Damage caused by geese pose threat to future of island crofting

Greylag geese

The Scottish Government is under pressure to provide funding to reduce the number of wild geese in the Uists.

The Scottish Crofting Federation (SCF) has called on the government to reveal its plans for goose management in the Hebridean islands, amid warnings that crofting in the area could cease if nothing is done.

“At a recent meeting of the SCF’s board of directors and our advisory council of representatives, it was unanimously agreed that SCF is 100% behind the Uist crofters in their struggle to get meaningful support from the Scottish Government to reduce the wild geese that plague them,” said Sutherland crofter and SCF chairman Russell Smith.

“We had assurances from the Scottish Government that an action plan would be published before now, so we really need to see this happen.”

He said many crofters had commented that the joy was gone from crofting due to the damage caused by geese.

“If nothing is done to control goose numbers, crofting that is particular to the Uists will end within five years, with the consequent irrecoverable loss to the acclaimed machair ecology,” added Mr Smith.

David Muir, who is secretary of the SCF Uist and Barra branch, said previous government promises to increase the £10,000 Challenge Fund for goose management between Orkney, Lewis and Harris, Uist and Barra, and Coll and Tiree, had not materialised, and that the budget was not enough.

He said: “To say £10,000 split between all the islands involved in the scheme, or indeed were it £10,000 for Uist alone, simply is nowhere near enough to halt the explosion in goose numbers and the resulting devastation.”

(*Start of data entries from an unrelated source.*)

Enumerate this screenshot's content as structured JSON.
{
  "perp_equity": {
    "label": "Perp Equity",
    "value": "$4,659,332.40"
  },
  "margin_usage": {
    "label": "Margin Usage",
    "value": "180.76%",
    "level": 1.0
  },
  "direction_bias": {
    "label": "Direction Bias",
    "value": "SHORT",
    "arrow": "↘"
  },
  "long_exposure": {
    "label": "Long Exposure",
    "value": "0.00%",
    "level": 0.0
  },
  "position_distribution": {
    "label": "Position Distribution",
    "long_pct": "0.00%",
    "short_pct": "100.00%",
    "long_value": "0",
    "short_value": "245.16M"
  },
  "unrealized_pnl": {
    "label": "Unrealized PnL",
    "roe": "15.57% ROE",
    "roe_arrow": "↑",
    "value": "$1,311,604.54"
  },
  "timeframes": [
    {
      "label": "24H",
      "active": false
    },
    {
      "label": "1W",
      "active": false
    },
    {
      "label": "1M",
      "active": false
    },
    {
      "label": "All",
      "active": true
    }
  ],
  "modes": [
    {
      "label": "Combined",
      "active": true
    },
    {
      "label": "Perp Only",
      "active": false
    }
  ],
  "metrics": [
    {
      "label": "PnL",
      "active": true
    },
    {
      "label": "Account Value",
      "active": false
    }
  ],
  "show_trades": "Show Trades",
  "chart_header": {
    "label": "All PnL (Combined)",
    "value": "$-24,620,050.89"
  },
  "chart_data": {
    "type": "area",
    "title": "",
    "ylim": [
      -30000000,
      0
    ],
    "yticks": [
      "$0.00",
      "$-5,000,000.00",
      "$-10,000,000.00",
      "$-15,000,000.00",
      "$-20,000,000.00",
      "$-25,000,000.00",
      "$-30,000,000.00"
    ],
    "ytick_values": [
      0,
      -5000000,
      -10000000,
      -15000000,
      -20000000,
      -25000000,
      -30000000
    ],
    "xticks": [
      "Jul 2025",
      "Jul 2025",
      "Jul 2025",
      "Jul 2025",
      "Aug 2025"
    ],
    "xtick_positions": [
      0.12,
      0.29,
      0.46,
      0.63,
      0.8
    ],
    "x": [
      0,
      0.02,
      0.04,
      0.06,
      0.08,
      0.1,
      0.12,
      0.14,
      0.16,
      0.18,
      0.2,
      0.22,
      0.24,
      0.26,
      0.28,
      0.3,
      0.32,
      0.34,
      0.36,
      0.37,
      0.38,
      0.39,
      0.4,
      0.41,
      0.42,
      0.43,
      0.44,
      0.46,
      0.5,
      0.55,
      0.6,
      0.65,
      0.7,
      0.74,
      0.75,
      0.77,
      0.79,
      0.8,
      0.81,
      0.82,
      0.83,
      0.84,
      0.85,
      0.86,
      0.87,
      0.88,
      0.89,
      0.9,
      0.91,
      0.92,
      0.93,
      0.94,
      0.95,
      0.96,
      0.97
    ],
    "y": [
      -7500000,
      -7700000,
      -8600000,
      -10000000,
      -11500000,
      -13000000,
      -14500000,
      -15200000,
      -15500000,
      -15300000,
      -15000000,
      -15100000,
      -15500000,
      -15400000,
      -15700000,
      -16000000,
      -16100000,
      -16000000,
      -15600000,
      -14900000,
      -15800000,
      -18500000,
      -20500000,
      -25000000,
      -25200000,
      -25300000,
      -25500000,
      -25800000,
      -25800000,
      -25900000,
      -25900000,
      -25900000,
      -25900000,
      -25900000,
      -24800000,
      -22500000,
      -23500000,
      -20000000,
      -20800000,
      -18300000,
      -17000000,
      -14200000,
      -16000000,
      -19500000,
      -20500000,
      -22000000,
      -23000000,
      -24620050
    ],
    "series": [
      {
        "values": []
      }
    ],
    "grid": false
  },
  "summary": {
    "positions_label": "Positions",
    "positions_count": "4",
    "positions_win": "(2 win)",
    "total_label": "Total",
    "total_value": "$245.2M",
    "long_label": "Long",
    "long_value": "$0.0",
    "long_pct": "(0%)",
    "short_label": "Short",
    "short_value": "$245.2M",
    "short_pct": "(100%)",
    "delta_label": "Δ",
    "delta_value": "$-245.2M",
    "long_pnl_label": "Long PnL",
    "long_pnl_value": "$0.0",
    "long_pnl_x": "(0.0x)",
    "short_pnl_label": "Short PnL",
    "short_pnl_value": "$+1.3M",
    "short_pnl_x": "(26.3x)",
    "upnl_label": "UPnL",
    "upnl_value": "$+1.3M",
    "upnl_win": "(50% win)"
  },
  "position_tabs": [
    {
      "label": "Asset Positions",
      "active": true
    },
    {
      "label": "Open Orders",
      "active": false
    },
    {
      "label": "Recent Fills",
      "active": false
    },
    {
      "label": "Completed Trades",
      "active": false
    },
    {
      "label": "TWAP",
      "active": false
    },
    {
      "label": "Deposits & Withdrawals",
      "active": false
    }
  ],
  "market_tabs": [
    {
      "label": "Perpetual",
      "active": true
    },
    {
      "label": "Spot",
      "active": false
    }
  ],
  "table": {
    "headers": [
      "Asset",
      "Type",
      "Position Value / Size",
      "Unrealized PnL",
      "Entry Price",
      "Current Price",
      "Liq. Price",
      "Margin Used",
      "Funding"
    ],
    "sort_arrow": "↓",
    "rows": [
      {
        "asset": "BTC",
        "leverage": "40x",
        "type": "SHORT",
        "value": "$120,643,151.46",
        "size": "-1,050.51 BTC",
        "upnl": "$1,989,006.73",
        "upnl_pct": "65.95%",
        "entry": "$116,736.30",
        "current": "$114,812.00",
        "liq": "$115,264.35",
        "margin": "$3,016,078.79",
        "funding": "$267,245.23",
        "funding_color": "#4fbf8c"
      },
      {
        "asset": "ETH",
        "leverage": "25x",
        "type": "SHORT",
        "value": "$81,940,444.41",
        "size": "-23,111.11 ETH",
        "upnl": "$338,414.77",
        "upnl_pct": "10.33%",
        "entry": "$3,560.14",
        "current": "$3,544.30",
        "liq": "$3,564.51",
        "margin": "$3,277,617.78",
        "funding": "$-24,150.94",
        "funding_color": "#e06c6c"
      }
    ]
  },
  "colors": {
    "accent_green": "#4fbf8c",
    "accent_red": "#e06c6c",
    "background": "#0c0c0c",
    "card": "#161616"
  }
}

A Scottish Government spokesman said: “Scottish Natural Heritage (SNH) is in the final stages of undertaking a review of the current arrangements for the management of wild geese in Scotland.

“The Scottish Government spends £1.2million on goose management across Scotland each year to support crofters and farmers in dealing with the impacts of certain species of geese through local management schemes and adaptive management pilots.

“We are aware that there are serious concerns about the impact of geese on crofting land in the Uists and SNH staff have been in discussion with local crofting representatives to explore the additional support that can be put in place to help crofters manage populations of resident greylag geese, as well as deal with migratory geese.”